As our soldiers fought overseas, civilian Americans were rationing, dealing with air raids, and trying to cope with the terror of receiving a telegram from the War Department—407,316 American soldiers were killed in the four years of that war.
So far, just since February, we’ve lost almost 300,000 Americans to Covid-19. American involvement in World War II lasted 4 years; we’re on track to surpass our World War II mortality numbers in just one year, well before enough people are vaccinated to give us herd immunity.
For this year’s Christmas Bird Count, I’ll be doing a simple yard list and walking around my neighborhood rather than doing my usual route. Some people have been deriding people like me as “cowards” for staying home as much as possible and masking when away from home, but when did conscientiously looking out for one another and doing what we can to protect our vulnerable family members ever constitute cowardice?
I try to remember how much my minor sacrifices right now are at least slowing the spread of this disease a bit, though it's of course not nearly enough because not nearly enough people are doing the same thing. It's certain now that I’ll be spending another spring migration hunkered down at home, watching bird numbers slowly and then rapidly rise again, listening as their calls and songs swell with the increasing day length. It’s not much when I'm so hungry for variety right now, but I try never to forget that it’s better to safely enjoy the sparkle in a chickadee’s eyes than to be on a ventilator in an isolation ward, away from my family and those beloved chickadees.

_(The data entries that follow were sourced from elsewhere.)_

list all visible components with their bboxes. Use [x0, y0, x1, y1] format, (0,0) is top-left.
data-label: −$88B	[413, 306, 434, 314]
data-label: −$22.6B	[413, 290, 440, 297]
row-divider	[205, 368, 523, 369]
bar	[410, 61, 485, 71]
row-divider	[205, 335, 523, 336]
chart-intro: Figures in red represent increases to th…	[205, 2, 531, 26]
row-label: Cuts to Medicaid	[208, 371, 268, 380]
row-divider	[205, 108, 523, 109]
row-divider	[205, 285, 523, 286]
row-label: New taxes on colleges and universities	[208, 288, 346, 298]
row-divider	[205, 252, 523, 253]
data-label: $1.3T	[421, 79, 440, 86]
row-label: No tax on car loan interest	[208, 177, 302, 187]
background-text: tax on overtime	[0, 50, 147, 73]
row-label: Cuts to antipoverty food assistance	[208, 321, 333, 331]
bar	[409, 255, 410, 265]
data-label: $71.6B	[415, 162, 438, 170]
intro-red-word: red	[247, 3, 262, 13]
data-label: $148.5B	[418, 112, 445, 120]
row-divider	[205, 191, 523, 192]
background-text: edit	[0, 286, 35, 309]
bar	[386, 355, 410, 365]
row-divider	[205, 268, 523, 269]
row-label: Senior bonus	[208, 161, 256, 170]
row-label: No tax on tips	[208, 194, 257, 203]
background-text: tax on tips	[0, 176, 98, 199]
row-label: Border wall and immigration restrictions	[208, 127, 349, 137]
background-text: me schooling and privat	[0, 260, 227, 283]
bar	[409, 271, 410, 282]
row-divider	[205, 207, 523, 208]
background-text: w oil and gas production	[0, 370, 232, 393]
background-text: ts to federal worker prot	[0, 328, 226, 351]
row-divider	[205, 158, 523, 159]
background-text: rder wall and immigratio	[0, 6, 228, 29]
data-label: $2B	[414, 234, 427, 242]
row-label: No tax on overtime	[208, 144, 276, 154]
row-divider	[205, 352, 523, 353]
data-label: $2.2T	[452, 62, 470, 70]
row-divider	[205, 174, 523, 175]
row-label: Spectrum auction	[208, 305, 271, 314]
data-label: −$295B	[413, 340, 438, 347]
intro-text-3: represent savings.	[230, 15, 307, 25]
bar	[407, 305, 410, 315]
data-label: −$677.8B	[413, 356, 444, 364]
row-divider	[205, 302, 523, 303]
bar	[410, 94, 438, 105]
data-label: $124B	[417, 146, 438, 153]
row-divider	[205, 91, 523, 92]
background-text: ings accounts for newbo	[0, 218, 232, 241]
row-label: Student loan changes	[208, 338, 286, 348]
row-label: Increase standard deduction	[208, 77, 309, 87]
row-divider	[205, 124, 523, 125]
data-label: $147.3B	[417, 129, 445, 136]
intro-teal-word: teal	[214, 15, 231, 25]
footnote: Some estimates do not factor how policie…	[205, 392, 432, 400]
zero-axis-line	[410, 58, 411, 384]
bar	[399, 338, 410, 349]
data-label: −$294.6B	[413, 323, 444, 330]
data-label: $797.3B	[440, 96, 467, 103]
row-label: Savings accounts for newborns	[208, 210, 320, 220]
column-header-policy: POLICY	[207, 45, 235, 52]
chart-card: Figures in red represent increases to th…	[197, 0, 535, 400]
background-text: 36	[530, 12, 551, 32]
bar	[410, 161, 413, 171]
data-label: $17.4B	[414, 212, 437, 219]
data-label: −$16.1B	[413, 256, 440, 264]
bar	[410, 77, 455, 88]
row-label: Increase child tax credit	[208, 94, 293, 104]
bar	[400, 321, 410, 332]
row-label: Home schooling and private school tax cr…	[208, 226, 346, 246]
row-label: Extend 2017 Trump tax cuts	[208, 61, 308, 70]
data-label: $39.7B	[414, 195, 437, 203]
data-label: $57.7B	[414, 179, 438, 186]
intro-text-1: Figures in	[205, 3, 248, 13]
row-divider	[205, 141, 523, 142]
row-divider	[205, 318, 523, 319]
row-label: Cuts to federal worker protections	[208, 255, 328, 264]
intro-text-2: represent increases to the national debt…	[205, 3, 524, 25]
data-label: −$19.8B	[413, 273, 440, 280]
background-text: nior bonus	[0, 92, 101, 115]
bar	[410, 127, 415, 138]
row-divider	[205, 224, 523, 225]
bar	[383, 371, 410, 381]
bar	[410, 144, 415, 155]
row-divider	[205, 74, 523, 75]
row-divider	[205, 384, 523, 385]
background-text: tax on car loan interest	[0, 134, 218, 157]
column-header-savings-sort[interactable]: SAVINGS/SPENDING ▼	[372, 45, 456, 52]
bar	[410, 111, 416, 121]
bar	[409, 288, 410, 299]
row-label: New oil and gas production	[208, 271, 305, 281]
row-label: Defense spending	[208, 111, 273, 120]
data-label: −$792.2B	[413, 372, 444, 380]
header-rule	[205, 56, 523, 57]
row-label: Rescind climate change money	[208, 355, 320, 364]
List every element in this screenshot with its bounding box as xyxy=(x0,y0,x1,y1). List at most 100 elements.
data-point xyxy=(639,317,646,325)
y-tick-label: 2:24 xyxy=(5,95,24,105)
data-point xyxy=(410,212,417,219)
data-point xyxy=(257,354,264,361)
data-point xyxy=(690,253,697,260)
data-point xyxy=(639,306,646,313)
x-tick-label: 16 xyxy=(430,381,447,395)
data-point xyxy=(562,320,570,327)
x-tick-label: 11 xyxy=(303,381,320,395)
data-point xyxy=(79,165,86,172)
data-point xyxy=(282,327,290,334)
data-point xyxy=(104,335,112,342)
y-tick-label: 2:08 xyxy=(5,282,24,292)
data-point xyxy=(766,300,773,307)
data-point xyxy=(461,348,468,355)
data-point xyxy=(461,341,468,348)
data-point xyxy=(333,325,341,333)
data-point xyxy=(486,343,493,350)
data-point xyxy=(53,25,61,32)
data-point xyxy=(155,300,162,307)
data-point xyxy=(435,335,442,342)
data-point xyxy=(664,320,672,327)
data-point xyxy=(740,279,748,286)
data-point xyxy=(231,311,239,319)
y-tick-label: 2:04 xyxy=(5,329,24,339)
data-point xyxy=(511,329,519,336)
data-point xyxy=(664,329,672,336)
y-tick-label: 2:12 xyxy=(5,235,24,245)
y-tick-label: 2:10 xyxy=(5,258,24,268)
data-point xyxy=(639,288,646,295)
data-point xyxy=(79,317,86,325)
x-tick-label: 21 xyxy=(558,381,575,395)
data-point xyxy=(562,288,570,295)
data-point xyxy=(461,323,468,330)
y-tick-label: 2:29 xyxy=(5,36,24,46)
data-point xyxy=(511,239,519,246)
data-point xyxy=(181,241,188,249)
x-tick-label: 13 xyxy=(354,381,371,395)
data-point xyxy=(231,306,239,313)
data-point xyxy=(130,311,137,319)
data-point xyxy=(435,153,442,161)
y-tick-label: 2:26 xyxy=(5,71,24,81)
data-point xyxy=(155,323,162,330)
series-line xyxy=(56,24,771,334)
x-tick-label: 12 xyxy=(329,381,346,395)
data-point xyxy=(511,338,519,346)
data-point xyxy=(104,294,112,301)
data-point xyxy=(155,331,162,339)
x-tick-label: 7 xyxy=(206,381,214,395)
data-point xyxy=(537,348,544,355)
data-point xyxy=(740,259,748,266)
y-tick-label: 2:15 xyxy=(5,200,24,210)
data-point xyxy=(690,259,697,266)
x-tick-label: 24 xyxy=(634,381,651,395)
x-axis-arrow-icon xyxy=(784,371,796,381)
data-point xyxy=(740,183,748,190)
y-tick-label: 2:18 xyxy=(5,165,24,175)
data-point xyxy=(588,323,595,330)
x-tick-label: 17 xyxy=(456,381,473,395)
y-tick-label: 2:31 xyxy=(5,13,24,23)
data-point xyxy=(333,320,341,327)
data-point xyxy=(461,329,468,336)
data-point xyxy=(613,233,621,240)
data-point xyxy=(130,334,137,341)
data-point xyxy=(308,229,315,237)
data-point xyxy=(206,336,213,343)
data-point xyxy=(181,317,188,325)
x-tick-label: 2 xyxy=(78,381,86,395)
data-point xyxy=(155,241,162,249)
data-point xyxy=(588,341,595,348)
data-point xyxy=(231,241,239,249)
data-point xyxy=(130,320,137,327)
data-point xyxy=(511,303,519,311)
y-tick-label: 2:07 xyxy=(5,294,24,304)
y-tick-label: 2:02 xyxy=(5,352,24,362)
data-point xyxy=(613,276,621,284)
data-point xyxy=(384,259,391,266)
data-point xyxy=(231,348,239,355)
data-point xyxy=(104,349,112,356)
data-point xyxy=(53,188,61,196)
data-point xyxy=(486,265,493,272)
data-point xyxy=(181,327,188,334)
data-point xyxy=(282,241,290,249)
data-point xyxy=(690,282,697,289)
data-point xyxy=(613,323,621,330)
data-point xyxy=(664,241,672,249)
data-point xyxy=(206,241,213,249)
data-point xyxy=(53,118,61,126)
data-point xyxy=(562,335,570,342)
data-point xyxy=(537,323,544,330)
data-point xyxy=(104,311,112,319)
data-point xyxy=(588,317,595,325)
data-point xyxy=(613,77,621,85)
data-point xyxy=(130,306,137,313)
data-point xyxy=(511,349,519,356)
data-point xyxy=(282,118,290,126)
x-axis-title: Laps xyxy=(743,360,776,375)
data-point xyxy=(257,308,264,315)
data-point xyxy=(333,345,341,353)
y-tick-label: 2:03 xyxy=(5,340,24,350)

I can't help but think of the words attributed to Ben Franklin, "We must all hang together or, most assuredly, we shall all hang separately." He wasn't thinking about how very separately people are dying in isolation in Covid wards as hospitals exceed capacity, but I am. My chickadees remind me of how good, resourceful beings DO hang together, warning one another about danger even as they maintain proper social distancing. It’s not much consolation right now, but it’s something. Please stay safe and well, dear reader.